Subsidiary Equipment
Accommodation has been found at Broadcasting House for the installation of apparatus which has only come into general use since the building was designed. For example, control cubicles have been provided on the seventh floor where musicians can control outgoing programmes, and hear them on loudspeakers, without it being necessary for them to sit at a control position in the main Control Room. Recently, the B.B.C. has made use of the Blattner-Stille system of steel-tape recording of programmes. Accommodation for the recording machines (and for the storage of the steel-tape records) has been found on the same floor, the apparatus being connected with the Control Room so that any outgoing programme can be recorded or played back on to a transmission or into any studio in which the performers are rehearsing. There are also a number of quality-checking rooms, which have received special acoustic treatment, quite apart from those next to the studios. In these rooms engineers can sit and listen by wireless to any outgoing programme as an independent check, in addition to those responsible for handling it at the studio, Control Room, or transmitters. Quality-checking is mainly carried out on loudspeakers, as the majority of listeners use them.

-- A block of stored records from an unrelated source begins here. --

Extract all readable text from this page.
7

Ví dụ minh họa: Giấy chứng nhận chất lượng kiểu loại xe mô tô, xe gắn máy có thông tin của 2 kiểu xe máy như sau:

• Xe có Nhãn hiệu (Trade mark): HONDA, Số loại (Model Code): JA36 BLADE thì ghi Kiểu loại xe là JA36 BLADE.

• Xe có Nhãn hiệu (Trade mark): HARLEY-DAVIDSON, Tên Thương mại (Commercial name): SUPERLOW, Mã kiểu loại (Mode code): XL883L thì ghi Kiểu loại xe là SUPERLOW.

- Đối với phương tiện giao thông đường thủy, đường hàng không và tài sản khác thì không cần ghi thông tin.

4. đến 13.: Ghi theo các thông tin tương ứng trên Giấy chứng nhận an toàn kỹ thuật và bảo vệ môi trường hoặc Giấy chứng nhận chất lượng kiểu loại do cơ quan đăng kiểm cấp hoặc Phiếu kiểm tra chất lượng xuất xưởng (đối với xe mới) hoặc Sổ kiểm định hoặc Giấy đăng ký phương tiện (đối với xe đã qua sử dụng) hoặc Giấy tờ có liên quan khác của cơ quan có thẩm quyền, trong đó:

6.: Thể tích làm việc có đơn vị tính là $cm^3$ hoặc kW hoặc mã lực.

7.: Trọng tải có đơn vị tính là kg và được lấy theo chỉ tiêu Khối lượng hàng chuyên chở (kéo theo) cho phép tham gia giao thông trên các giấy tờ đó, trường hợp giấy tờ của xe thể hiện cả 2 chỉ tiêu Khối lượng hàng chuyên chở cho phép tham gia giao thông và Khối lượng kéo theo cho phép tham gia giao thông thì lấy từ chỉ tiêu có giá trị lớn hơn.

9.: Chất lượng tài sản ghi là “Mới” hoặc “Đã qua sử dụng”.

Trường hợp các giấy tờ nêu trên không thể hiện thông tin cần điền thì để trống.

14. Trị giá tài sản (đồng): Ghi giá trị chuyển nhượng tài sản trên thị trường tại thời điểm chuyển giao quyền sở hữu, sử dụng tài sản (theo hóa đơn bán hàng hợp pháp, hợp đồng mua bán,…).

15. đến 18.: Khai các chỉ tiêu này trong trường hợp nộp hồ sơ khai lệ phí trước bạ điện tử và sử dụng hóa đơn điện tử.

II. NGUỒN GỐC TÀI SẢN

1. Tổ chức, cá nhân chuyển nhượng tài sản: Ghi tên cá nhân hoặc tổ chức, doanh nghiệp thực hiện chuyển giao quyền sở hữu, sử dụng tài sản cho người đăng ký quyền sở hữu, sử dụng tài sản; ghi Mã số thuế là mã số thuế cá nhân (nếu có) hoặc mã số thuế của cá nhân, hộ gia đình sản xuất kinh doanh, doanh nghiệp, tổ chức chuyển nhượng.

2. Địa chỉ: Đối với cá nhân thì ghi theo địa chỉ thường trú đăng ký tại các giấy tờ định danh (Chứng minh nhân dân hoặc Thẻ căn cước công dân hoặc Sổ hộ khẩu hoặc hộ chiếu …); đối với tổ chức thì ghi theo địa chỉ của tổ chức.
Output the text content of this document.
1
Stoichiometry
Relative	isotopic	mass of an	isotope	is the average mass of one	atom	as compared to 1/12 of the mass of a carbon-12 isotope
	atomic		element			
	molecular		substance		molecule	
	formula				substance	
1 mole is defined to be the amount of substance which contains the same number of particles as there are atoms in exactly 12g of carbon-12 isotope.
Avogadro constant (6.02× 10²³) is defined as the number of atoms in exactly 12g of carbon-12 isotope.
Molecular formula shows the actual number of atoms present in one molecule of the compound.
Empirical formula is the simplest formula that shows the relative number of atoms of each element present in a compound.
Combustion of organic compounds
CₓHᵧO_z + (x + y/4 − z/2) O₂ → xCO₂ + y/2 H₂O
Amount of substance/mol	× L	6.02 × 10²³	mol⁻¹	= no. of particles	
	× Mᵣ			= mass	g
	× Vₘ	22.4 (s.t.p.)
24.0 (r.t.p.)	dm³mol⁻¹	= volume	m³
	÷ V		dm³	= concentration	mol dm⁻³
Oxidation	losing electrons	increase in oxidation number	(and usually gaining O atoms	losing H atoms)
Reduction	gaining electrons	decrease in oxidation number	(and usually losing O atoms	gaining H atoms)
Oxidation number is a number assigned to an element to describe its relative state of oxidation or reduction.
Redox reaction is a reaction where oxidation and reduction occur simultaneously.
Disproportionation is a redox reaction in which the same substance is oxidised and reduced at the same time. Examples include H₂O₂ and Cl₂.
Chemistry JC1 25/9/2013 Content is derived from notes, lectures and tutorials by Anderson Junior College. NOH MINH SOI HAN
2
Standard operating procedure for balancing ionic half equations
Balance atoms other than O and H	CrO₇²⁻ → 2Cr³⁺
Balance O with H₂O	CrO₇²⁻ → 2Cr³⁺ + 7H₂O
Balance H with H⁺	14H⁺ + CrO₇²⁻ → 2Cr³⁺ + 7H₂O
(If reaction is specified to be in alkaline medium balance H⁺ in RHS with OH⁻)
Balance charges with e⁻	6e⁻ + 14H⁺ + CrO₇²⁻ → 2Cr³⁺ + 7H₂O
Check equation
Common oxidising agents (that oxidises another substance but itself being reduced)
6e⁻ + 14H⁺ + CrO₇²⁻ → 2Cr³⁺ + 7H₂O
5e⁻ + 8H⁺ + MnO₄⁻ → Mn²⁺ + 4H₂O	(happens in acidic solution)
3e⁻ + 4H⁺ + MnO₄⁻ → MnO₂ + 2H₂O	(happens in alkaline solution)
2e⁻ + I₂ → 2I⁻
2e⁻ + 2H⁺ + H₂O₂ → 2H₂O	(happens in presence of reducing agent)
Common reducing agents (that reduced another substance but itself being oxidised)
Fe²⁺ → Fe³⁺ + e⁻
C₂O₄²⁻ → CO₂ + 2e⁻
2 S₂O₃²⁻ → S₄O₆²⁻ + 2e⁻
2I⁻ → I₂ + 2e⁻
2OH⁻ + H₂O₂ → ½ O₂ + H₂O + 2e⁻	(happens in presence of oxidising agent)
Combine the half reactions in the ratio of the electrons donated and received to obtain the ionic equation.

There are also two Listening Halls designed for the use of Press critics or others who may wish to hear any particular transmission under satisfactory conditions of reception. These, like the other rooms designed for high-quality reproduction, are acoustically treated.
Mention should also be made of the two Dramatic Control Rooms which take their place in the chain of transmission between the studios and the main Control Room. Their function is to enable dramatic producers to use any number of studios up to eleven simultaneously on one transmission, and to mix their outputs in synchronisation and strength as may be required. In this way stage management is facilitated in the studios and a completely mixed programme is passed into the Control Room for distribution to the various transmitters. It would be quite impossible to undertake some of the elaborate dramatic productions broadcast in recent years if the ‘effects’, incidental music, supers, and principals, had all to be accommodated in one studio.